Dat mislukt natuurlijk totaal. Ik lig. Ik ben afhankelijk. Temperament, tijd, gunstige en ongunstige indrukken, ervaringen met mensen, ondergaan met de lusteloosheid van wie uit wanhoop alleen nog in zichzelf gelooft: weersgesteldheden.
Maar binnenkort, dat garandeer ik, zal ik het nieuwe bereiken en heel andere, minder door rot vlees vertroebelde dingen berichten dan deze.
| |
Een dag zonder pijn
Een dag zonder pijn is nog minder te verdragen dan een met. Het gevoel niet langer op de proef gesteld te worden vernedert je, je voelt je aan de kant geschoven, uit de gratie, onnut.
Je hebt geen orgaan ontwikkeld voor de pijnloosheid en nog veel minder voor dat gevoel van fysiek en geestelijk welbehagen dat de meeste mensen zo onafgebroken, zo klassiek grieks achternazitten.

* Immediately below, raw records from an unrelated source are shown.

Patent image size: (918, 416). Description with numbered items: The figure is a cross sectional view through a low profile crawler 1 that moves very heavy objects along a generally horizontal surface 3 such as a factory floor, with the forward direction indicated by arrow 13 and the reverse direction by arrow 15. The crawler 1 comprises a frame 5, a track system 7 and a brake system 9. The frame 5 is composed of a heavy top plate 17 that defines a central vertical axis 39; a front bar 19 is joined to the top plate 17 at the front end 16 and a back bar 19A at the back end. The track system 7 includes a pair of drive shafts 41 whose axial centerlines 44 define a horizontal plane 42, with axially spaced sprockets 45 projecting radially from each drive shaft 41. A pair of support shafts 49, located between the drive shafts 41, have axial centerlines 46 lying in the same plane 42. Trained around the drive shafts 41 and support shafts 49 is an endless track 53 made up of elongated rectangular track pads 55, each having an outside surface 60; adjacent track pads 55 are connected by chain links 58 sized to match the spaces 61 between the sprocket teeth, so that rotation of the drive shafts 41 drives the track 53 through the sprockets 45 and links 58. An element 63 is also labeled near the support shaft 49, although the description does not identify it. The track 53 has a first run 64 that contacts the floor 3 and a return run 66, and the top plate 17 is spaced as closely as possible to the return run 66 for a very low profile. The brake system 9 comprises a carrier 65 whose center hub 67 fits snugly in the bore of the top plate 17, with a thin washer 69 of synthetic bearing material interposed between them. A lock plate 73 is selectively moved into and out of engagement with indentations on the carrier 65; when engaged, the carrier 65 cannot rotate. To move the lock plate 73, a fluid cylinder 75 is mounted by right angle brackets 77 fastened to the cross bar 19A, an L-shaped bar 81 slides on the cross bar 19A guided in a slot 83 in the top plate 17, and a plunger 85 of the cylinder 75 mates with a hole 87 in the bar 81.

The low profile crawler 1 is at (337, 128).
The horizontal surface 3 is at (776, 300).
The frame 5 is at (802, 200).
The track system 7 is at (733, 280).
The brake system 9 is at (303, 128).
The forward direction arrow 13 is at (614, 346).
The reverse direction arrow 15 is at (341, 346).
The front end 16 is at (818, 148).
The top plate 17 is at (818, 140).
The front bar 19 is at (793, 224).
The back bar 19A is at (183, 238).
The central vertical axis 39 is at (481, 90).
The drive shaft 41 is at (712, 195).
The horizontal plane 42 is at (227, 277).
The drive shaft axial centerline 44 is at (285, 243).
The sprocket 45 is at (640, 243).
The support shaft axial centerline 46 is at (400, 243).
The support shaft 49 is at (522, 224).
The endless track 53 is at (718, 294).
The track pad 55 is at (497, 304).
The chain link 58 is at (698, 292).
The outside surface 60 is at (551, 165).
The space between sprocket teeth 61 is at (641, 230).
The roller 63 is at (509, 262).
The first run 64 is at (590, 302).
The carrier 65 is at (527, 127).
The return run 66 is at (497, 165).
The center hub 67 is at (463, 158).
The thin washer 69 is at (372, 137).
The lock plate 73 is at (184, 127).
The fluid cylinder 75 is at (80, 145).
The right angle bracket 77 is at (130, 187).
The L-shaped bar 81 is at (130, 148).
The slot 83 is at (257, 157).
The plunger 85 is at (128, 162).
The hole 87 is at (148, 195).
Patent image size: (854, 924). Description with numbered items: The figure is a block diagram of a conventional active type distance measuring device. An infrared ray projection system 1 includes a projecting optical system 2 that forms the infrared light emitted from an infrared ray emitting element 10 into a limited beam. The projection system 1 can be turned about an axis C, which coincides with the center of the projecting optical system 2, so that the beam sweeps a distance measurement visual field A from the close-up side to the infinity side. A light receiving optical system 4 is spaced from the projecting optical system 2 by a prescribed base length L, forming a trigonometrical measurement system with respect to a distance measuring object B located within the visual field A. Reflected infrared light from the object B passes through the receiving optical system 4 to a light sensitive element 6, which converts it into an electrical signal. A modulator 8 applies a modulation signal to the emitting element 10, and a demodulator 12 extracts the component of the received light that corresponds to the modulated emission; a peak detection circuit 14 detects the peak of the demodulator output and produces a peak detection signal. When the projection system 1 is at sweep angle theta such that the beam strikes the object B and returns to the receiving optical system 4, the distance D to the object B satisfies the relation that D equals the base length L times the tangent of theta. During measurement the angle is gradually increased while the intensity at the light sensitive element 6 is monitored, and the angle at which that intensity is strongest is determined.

Dus pak ik de hamer en verpletter met zeer doelbewuste, uiterst precieuze, meedogenloze slagen, kootje voor kootje, de vingers van mijn linkerhand.
Ik doe dat niet om mijzelf te schaden. Ik ben geen masochist; de zelfkwelling is mijn doel niet. Hij geeft me niet de geringste bevrediging.
Ik doe dit alleen om in het doffe nuttigheidsgevoel te delen van de machinebankwerker die na volbrachte dagtaak de benen strekkend, weet dat zijn waarde verankerd ligt in een hem totaal onbekend maar ongetwijfeld uiterst veelomvattend, misschien de techniek zelfs wel transcenderend doel. Ik doe dit alleen om in de afschuwelijke verlorenheid van sommige uren de proefnemingen te hervatten.